Early in her career she pondered how she could further her identified passion, which was to repair the earth and take care of its people. Seeking solutions took her into her own business and now to employment with Google.

Throughout, Simon took advantage of supporters wherever she found them. Once she was at a workshop where there was no support but her boss gave her the positive talk she needed to help her persevere.

“The point is, find the people who support what you are doing,” Simon said, “even if they are a little outside of your typical world.”

Simon now sees a clear path forward for her career. Many in the globe do not have fresh food or water, she told the delegates.

“I think about so much work we have to do.”

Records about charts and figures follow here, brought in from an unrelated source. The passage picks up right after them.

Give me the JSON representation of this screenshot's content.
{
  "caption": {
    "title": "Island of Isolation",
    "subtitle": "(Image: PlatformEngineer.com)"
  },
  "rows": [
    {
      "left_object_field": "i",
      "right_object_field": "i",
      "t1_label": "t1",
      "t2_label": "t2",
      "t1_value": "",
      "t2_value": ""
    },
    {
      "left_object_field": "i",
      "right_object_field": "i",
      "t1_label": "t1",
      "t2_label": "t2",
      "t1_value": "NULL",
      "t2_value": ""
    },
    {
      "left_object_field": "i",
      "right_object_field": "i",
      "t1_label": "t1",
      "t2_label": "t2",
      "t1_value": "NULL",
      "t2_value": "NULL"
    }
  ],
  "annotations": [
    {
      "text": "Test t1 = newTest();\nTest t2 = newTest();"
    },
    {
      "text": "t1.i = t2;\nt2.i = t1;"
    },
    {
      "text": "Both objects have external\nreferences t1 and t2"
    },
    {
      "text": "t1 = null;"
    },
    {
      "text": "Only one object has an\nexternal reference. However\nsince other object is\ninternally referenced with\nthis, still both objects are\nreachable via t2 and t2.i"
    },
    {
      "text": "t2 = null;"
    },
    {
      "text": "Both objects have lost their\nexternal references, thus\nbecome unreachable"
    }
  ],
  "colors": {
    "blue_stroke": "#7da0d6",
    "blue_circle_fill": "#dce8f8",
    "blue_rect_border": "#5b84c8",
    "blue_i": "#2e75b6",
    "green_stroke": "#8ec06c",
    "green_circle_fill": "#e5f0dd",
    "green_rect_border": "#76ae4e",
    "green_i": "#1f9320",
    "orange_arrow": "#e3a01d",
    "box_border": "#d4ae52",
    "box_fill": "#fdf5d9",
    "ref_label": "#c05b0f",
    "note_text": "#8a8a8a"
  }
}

Chant described a fulfilling career which in the past few years has taken her to the Middle East. She finds herself active as a mentor to professional women working in the oppressive regime of Saudi Arabia. At this stage in her career, she has the confidence to regularly accept new challenges, so she described her attitude today as changing careers and challenging the culture.

“We all share a common desire to find happiness,” said Chant. “Often it is having the courage to try something new.”

Smoke, speaking from her office in Hamilton, Ont., is a member of the Lac Seul First Nation based in northwestern Ontario. She is one of the few female Indigenous architects in Ontario.

Smoke said her work is significantly influenced by her Indigenous heritage. In western philosophy, she said, it is thought that the forces of nature must be overcome but she teaches that nature is kind.

She said she has the confidence to approach her projects with a revolutionary attitude and one that is open to learning.

“Every single project that I do with an individual client I learn something amazing, something new,” said Smoke.

Simon spoke at the end of the session, saying she had been given a “gift” by the other speakers.

“The more happy, fulfilled and clear you are, you can share that with your community,” she said.